Leveraged funds flipped to become net buyers of the world’s reserve currency during the week to March 16 -- a tumultuous period that saw Treasury yields breaching key levels on feverish inflation fears. They added bearish bets on the yen and euro, and switched from bullish positions on the New Zealand dollar, data from Commodity Futures Trading Commission show.
An intensifying debate over the pace of inflation gains has split investors, with some seeing Treasury yields soaring to 2% amid a global recovery spurred by vaccine rollouts and stimulus spending. That in turn is trouncing one of Wall Street’s most popular macro calls of 2021.
The great unwind may just be gaining traction, some strategists said.
“It is the bond market that has been driving the U.S. dollar in the past couple of months, and it appears to be intensifying,” said Alvin T. Tan, head of Asia foreign-exchange strategy at RBC Capital Markets. “I would expect further short-covering versus the U.S. dollar.”
Holding dollar shorts would have served traders a 1.8% loss this year after being a profitable strategy in eight of the nine months through to December, Bloomberg data shows.
Dollar buying by hedge funds rose to the most since August 2014, according to an analysis by Australia & New Zealand Banking Group Ltd. strategists including Khoon Goh. “With U.S. 10-year bond yields poised to rise further, expect financial market volatility to increase,” he said.
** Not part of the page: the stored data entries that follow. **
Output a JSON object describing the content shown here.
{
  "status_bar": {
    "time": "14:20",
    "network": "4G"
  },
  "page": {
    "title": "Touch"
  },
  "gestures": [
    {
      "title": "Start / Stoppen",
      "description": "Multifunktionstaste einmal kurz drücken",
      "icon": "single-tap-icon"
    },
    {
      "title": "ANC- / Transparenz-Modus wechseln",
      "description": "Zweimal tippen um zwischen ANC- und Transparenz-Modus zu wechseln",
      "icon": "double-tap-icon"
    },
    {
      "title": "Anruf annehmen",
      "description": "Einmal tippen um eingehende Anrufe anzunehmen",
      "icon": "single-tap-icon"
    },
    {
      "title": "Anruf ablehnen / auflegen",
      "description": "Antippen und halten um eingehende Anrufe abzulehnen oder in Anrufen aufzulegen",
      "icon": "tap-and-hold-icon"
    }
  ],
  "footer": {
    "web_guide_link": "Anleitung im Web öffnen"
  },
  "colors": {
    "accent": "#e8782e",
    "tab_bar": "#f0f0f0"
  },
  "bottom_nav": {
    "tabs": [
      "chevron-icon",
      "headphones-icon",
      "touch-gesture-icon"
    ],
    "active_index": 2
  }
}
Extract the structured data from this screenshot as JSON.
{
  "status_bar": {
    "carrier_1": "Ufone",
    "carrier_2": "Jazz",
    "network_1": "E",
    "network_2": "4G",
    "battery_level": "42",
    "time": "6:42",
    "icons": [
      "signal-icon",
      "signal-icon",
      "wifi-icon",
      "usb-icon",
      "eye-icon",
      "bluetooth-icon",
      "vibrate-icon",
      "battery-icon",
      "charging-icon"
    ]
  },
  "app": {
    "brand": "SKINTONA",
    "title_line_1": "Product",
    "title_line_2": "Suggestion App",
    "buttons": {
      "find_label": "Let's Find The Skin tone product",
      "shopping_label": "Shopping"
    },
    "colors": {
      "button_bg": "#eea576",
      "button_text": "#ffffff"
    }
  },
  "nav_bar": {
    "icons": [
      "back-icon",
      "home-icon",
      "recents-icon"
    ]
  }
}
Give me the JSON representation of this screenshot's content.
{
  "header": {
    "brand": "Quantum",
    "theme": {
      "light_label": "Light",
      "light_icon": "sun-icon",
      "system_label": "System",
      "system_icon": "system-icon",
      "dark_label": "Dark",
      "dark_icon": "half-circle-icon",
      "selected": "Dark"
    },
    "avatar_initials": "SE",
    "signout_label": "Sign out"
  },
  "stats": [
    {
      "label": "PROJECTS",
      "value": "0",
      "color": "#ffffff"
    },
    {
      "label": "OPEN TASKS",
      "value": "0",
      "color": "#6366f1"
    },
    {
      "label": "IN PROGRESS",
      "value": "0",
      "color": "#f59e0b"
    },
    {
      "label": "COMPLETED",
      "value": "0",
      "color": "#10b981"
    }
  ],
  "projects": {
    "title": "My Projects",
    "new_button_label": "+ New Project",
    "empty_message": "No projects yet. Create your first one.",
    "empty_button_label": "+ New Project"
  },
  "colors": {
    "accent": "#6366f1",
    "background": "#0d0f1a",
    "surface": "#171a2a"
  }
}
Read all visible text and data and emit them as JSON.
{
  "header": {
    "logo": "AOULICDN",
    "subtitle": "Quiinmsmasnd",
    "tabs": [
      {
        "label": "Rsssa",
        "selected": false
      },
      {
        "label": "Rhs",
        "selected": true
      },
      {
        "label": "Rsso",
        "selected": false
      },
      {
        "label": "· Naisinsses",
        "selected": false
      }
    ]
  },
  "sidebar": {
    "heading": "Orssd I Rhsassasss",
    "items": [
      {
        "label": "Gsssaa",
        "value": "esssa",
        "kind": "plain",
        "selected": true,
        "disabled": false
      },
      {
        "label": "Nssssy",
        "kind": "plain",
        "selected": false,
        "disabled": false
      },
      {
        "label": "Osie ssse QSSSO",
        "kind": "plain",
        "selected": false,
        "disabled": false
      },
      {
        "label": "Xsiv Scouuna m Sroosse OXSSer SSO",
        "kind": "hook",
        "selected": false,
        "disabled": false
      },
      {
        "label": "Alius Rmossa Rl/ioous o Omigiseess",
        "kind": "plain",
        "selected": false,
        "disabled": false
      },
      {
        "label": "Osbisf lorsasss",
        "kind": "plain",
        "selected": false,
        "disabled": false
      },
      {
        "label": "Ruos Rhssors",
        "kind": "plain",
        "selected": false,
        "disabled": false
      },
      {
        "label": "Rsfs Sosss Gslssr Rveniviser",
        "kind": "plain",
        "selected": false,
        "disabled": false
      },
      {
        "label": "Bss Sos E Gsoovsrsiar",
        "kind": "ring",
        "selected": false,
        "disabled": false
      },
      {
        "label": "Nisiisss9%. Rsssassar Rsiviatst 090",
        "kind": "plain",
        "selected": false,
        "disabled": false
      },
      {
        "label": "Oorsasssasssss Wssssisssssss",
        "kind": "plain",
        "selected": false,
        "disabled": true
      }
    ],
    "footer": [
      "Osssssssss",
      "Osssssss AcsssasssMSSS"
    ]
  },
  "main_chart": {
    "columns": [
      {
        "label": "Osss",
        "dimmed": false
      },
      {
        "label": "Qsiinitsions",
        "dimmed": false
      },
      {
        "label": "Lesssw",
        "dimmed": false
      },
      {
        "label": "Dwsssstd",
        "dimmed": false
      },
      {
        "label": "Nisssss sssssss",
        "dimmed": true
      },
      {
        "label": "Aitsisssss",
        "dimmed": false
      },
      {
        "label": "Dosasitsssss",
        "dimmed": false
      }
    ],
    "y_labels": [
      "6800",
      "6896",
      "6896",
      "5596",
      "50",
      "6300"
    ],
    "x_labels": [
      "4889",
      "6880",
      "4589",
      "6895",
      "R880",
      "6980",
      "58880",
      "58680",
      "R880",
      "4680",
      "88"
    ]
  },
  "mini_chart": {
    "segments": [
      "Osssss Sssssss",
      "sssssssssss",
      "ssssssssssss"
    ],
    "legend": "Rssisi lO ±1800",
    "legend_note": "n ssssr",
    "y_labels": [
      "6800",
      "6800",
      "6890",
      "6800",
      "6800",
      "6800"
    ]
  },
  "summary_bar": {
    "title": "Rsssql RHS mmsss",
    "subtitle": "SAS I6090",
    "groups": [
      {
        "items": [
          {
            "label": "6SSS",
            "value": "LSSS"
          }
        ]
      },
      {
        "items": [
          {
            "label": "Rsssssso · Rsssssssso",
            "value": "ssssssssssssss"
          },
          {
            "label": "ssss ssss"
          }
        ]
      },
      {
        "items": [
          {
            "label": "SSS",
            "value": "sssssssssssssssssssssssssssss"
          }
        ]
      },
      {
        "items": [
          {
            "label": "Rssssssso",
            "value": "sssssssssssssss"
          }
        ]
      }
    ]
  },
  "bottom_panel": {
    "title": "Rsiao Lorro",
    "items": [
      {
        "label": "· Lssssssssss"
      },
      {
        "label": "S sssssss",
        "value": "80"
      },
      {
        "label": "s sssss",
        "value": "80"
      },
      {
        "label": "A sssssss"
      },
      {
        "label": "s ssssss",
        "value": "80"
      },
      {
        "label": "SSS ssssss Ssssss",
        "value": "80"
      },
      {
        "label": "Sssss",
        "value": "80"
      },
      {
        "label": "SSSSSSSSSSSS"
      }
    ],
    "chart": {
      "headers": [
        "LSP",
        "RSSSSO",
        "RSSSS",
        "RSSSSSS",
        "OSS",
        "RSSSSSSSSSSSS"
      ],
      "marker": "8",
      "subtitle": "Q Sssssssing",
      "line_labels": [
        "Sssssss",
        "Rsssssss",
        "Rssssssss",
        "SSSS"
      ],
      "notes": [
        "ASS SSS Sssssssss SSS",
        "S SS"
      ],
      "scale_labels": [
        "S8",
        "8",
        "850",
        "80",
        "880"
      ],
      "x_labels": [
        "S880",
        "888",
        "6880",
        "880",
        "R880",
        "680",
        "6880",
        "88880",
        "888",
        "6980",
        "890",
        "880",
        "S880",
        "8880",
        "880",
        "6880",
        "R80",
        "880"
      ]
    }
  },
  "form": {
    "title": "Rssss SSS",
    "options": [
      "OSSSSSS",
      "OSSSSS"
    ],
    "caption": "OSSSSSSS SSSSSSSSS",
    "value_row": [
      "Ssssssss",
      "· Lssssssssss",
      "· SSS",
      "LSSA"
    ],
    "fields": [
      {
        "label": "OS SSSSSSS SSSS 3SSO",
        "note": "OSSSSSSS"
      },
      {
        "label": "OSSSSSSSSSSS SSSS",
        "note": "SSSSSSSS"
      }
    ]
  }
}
Hedge funds’ long dollar positions climbed to 2,414 contracts, compared with shorts of 62,781 a week earlier, according to CFTC data on seven major currencies aggregated by Bloomberg. It is the first time they are bullish on the greenback since November.
The Bloomberg Dollar Spot Index rose Monday before trading little changed, after the Turkish lira’s plunge spurred demand for haven assets. Meanwhile, there were signs that commodity-linked currencies were losing momentum.
The Australian dollar, one of the year’s best performers to date, led G-10 losses to fall as much as 0.7%, its lowest level in nearly two weeks. The pound also slipped, as the U.K.’s feud with the EU over vaccines intensified.
“U.S. Treasury yields and virus dynamics will probably determine where the leverage community will land,” said Rodrigo Catril, currency strategist at National Australia Bank Ltd. in Sydney. While the pound and commodity-linked currencies have risen against the dollar this year, “any question marks on vaccine supplies or commodity weakness will likely see these pairs come under pressure.”